A few years back, I visited Sara in the Norwegian far north during a icy season and went with Sámi herders on their snowmobiles in chilly conditions as they transported carts of animal nutrition on to the exposed frozen landscape to dispense by hand. These animals crowded round us, digging the slippery ground in futility for vegetative bits. This resource-intensive and demanding procedure is having a drastic influence on reindeer husbandry—and on the animals' self-sufficiency. But the alternative is death. As these icy periods become frequent, reindeer are succumbing—a number from lack of food, others drowning after falling into water bodies through unstable frozen surfaces. On one level, the installation is a memorial to them. "With the layering of elements, in a way I'm transporting the phenomenon to London," says Sara.

Opposing Worldviews

The installation also highlights the stark divergence between the western understanding of energy as a asset to be exploited for gain and survival and the Sámi outlook of energy as an inherent power in animals, humans, and land. The gallery's legacy as a coal and oil power station is linked with this, as is what the Sámi view as eco-imperialism by regional governments. As they strive to be exemplars for sustainable power, Nordic nations have clashed with the Sámi over the development of turbine fields, water power facilities, and extraction sites on their traditional territory; the Sámi argue their fundamental freedoms, livelihoods, and traditions are at risk. "It's very difficult being such a limited population to protect your rights when the justifications are based on global sustainability," Sara notes. "Resource exploitation has adopted the discourse of environmentalism, but nonetheless it's just aiming to find alternative ways to maintain practices of consumption."

Personal Struggles

Sara and her relatives have personally disagreed with the state authorities over its tightening policies on herding.

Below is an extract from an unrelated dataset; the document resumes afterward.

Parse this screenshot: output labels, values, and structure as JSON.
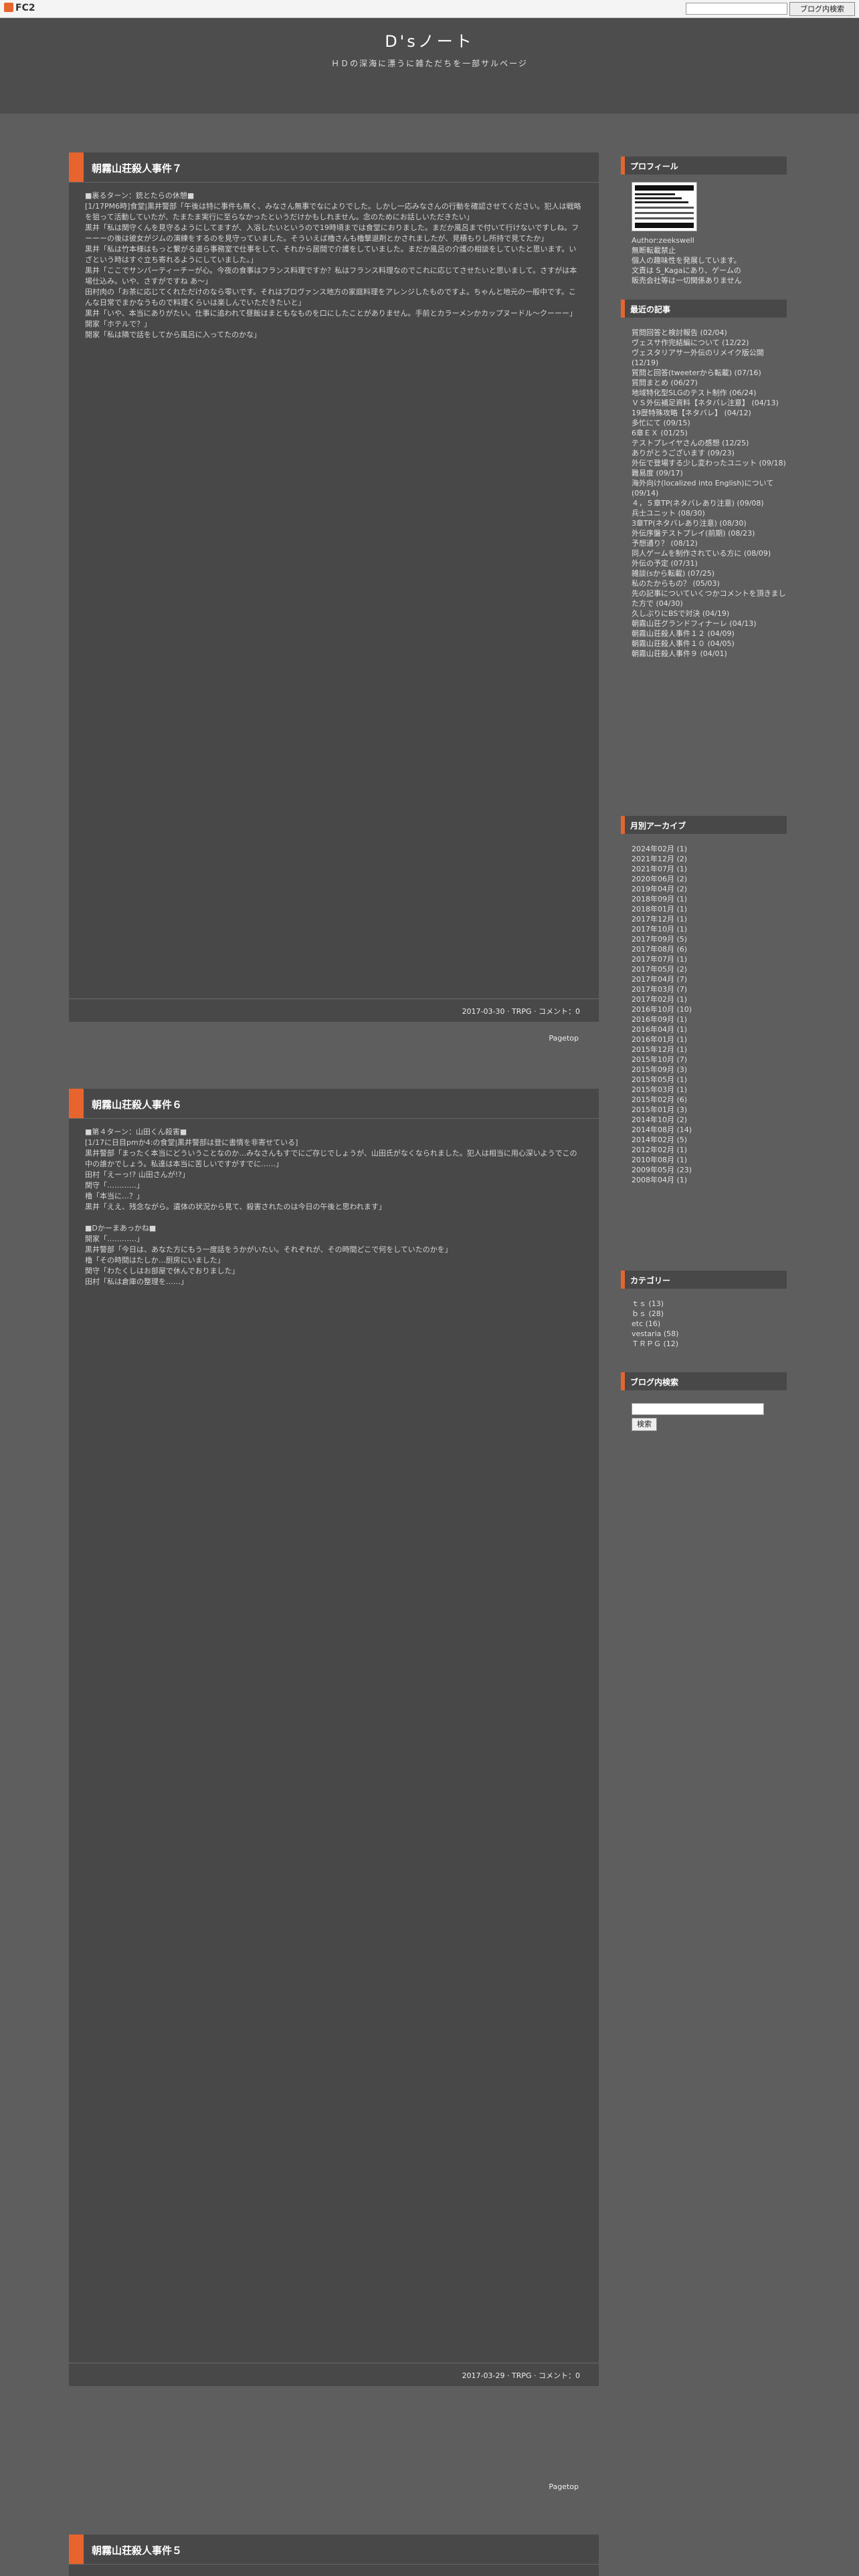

A few years ago, Sara's brother initiated a series of unsuccessful legal cases over the forced culling of his livestock, supposedly to stop excessive feeding. To back him, Sara developed a multi-year collection of pieces named Pile O'Sápmi comprising a colossal curtain of four hundred reindeer skulls, which was shown at the the art exhibition Documenta 14 and later obtained by the public gallery, where it hangs in the lobby.

Art as Awareness

For numerous Indigenous people, art seems the only realm in which they can be understood by the global community. Two years ago, Sara was {one of three|among a group of|

Molly Conrad
Molly Conrad

A seasoned travel writer and cultural enthusiast, sharing stories from over 30 countries with a focus on sustainable tourism.